Questions as to who would inherit his businesses are being asked because it is unclear if Hof had a will. There has been a report that he had a trust, and friend Heidi Fleiss claims that there is indeed a last will existing somewhere. Though Hof dealt in unconventional businesses, there is still a lesson to be learned from the brothel owner's death. Ownership interest in a business is an asset like any other, and sole proprietorships must be transferred by probate or the laws of intestacy.
As is often the case with estates, litigation may ensue. It is already reported that Hof’s two estranged daughters from his first wife have surfaced inquiring as to the succession plan for their father’s empire. Suzette Cole, who worked as a madame with Hof at his brothels, may manage the brothels as her name appears on many of the brothel licenses.
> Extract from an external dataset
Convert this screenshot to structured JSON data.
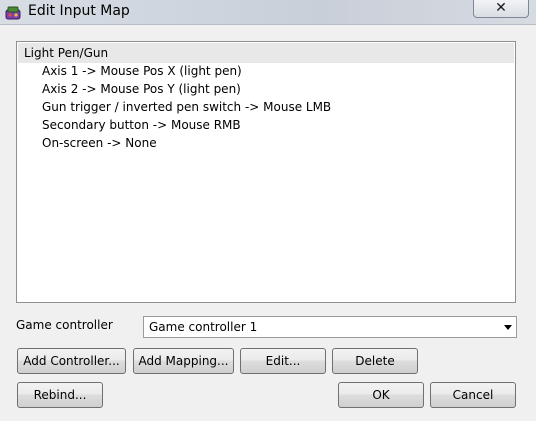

Interestingly, her name does not appear on the license for Love Ranch South where died.
See Cori A. Robinson, Elections, Brothels, Family: Dennis Hof and Lessons in Estate and Succession Planning, Above the Law, October 23, 2018.
Sunday, October 14, 2018
Article on Farewell Downton Abbey, Adieu Primogeniture and Entail: Britain's Brief Encounter with Forced Heirship
Lloyd Bonfield recently published an Article entitled, Farewell Downton Abbey, Adieu Primogeniture and Entail: Britain's Brief Encounter with Forced Heirship, Wills, Trusts, & Estates Law eJournal (2018). Provided below is an abstract of the Article:
This article observes a little-noted proposal (the Landed Property of Intestates Bill) introduced into the British Parliament in 1836. It considers the debate upon it that ensued, and the accompanying pamphlet literature. The Bill proposed to alter the inheritance custom of primogeniture that directed the pattern of descent of freehold land in the absence of directions by settlement or will, and the dialogue is used as a lens to view the nexus between inheritance customs and broader political, economic and social concerns. The intensity of the dispute over primogeniture suggests that more was at stake than simply the devolution of land. The controversy in the Commons over the proposed legislation encompassed a discussion on the variety of purposes that succession law should serve. Lurking in the background in the debate over the proposed bill was a more abstract conundrum: should succession laws primarily be crafted to serve political ends, the constitution; or was it more appropriate to calibrate them to foster desirable social, economic or familial goals? In short, the debate put into sharp focus the question of what interests drive inheritance law, and how attempts can be made to modify it, if and when such concerns alter over time. The bill failed, and it would be for another century for Parliament to abolish primogeniture.